THE LUXURY OF MODERN RAILROAD TRAVEL

SPECIAL TRAINS PROVIDED--PRIVATE CARS--SPECIALS FOR ACTORS, ACTRESSES, AND MUSICIANS--CRUDE COACHES ON EARLY RAILROADS--LUXURIOUS OLD-TIME SLEEPING-CARS--PULLMAN'S SLEEPERS MADE AT FIRST FROM OLD COACHES--HIS PIONEER--THE FIRST DINING-CARS--THE PRESENT-DAY DINING-CARS--DINNERS, TABLE D' HoTE AND A LA CARTE--CAFe-CARS--BUFFET-CARS--CARE FOR THE COMFORT OF WOMEN.

If a man stops you in Nassau Street, New York, in the late afternoon, and you miss your favorite eighteen-hour train; if it is imperative that you be in Chicago the next morning at ten o'clock, and (this a most important "if") if you are willing to spend your money pretty freely, the railroad will accomplish it for you. If you are well known, and your credit accomplished with the railroad folks, it is highly probable that you will find your special, ready to accomplish an over-night run of nearly 1,000 miles, standing waiting in the train-shed when you hurry to the station.

Even if your credit is not so established, the sight of several thousand dollars in greenbacks will accomplish the trick for you. The train will be ready in any event almost as soon as you.

If you are planning a novel outing, you may ring for a railroad representative and he will bring to your house or to your office tickets on any train and to any part of the world, or he will be prepared to arrange a special train for a night's run or for a three months' swing around the country. Your train may be of any length you desire and are willing to pay for. You can hire a car and it will be handled either as regular express trains or with special engines. You pay the bills and you have your choice.

A run in a private car is the acme of luxury to the average man. These are used for a variety of purposes in these comfort-loving days, and the sight of one or more of them attached to the rear of a heavy train has ceased to excite comment. The average luxury-loving millionaire has one--possibly two--of these expensive toys attached to an entourage that embraces ocean-going yachts, complete stables, and dozens of motor-cars of every description. If he can claim some sort of responsible connection with a large railroad system, he is likely to have his car hauled free from one ocean to the other; and the millionaire likes these little perquisites. He is not so far removed, after all, from the man who huddles in the corner of the smoking-car and secretly hopes and prays that the conductor will forget to collect his ticket.
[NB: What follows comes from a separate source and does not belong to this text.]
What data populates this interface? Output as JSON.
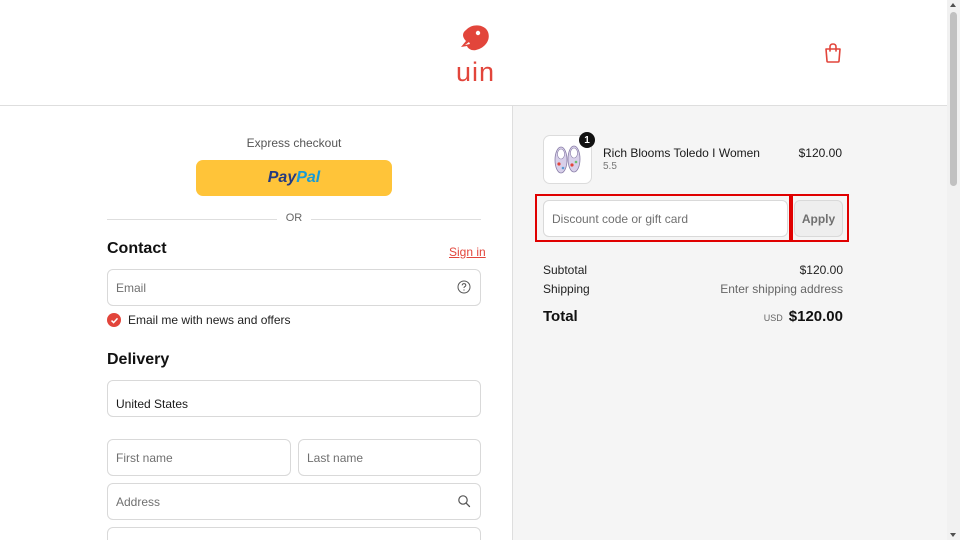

To appreciate the number and variety of these cars take a look at the passenger sidings at any of the large Florida beach hotels in midwinter.

Better still, run down to Princeton or up to New Haven at any large football game. You will see parked there at such a time from sixty to one hundred of these palatial cars, some of them private property, others chartered for the occasion.

Even in the middle of the night this branch of luxurious railroad traffic is still at your disposal. An emergency call summons you out of town for a distance, and the night train schedules do not meet your needs. The night train-master will meet your needs. He will act as the agent of the railroad and arrange, while you hold the telephone receiver in your fingers, the entire schedule for you. Trains will be held, connections made; the telegraph is capable of arranging the details. If you demand speed, the railroad will give it to you--if you are willing to pay the price and give a release against damage to your precious bones. Increased speed means increased risk to your railroader.

Maude Adams uses a special many Saturday nights to carry her down to her Long Island farm at Ronkonkoma. Her place is far out of the regular suburban district, and there are no regular trains that will enable her to reach it after the evening performance. For ordinary service she is quite content with a private car--the mania has its deathly grip on a good many of our prosperous theatrical folk.